Sin duda ante un título de un post como el que figura en la cabecera de esta entrada cualquier persona podría esperar un ensayo profundo y trabajada sobre la ética política, quizás con citas y referencias a Aristóteles, Ortega y Gasset, Espinoza, Gramsci, Chomsky, etc. Quizás haya quien espera los resultados de una profunda investigación en torno al papel de nuestras/os representantes hoy en día, con referencias a la crisis de legitimación o a la perdida de reconocimiento en torno a nuestras instituciones, con alguna que otra referencia a la sociedad líquida de la que nos habla Bauman y como no con innumerables párrafos sobre la crisis económica actual y su extensión a los diferentes ámbitos de la vida.

Para todo eso quedan los innumerables artículos de periódicos y revistas que día a día se reproducen en los medios de comunicación actuales. No es este un sitio donde vaya a verter mis impresiones y opiniones sobre toda la actualidad política (al menos no ahora y seguro no en el mismo formato o forma en que se hace en otros sitios), me ha parecido mucho más pedagógico citar una experiencia real, una experiencia vivida y reflejada por uno de los grandes pedagogos del siglo pasado, Paulo Freire.

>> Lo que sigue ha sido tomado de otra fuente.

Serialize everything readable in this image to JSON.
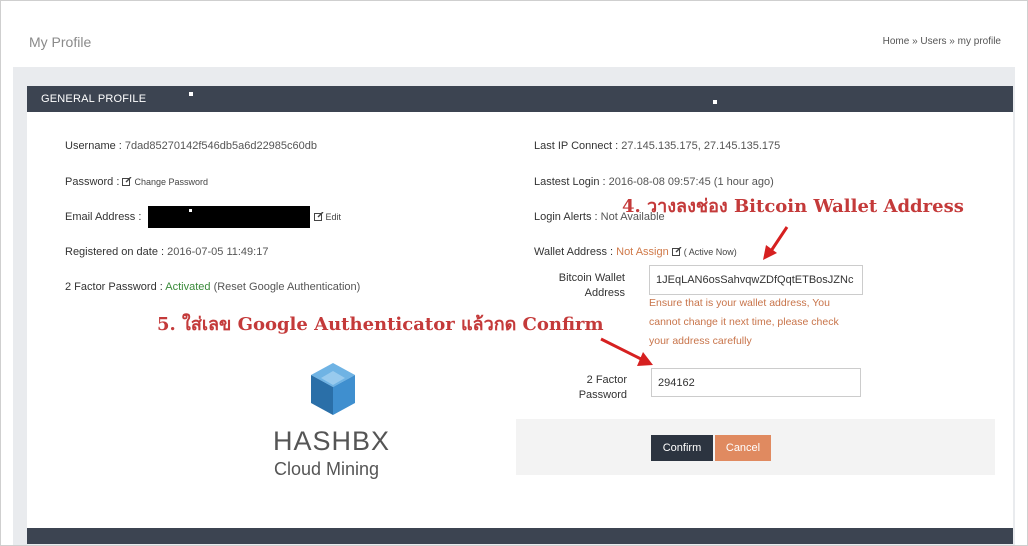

No hay mucho que decir sobre la cita, o sí, eso lo dirá el debate que puedan producir las palabras del autor de Pedagogía del Oprimido:

“Cuando asumí la Secretaría de Educación en Sâo Paulo, una semana después recibí una llamada del Banco Mundial que estaba en negociaciones con varias instituciones del estado de Sâo Paulo… Me llamaron de Boston y fijamos una entrevista. Yo y mi equipo recibimos una delegación del Banco Mundial, hablamos, y el presidente de la delegación del banco dijo: “Mire, profesor, nosotros tenemos cincuenta millones de dólares para prestarles, para la Secretaría de Educación” y añadió: “Ahora bien, hay algunas condiciones, la primera es que usted también tenga cincuenta millones”. Y yo dije que muy bien. “La segunda” – continuó- “es que usted pase sus cincuenta millones a algunas organizaciones no gubernamentales” (pensad que algunas organizaciones no gubernamentales también despiertan interés entre los neoliberales), “que usted pase los cincuenta millones para las organizaciones no gubernamentales, ellas no pagan, pero usted nos paga”. “Terccero” – dijo- “nosotros prestamos el dinero para un determinado tipo de trabajo… para escuelas”. “Cuarto, que la mayoría de las educadoras que van a trabajar con las organizaciones no gubernamentales deben ser personas no diplomadas, no formadas”.

Yo dije: “¡Mire, ¿usted sabe que el 70% de las profesoras de la red municipal de Sâo Paulo tienen posgraduados y que del 30% restante, el 20% tienen una carrera universitaria y que el otro 10% restantes son diplomadas?! ¿Y usted me propone, ahora que estoy comprometido con un trabajo extraordinario, gigantesco, que cuesta millones de dólares ponerlo en práctica, para la formación permanente de estas personas, usted me propone esto ahora?”.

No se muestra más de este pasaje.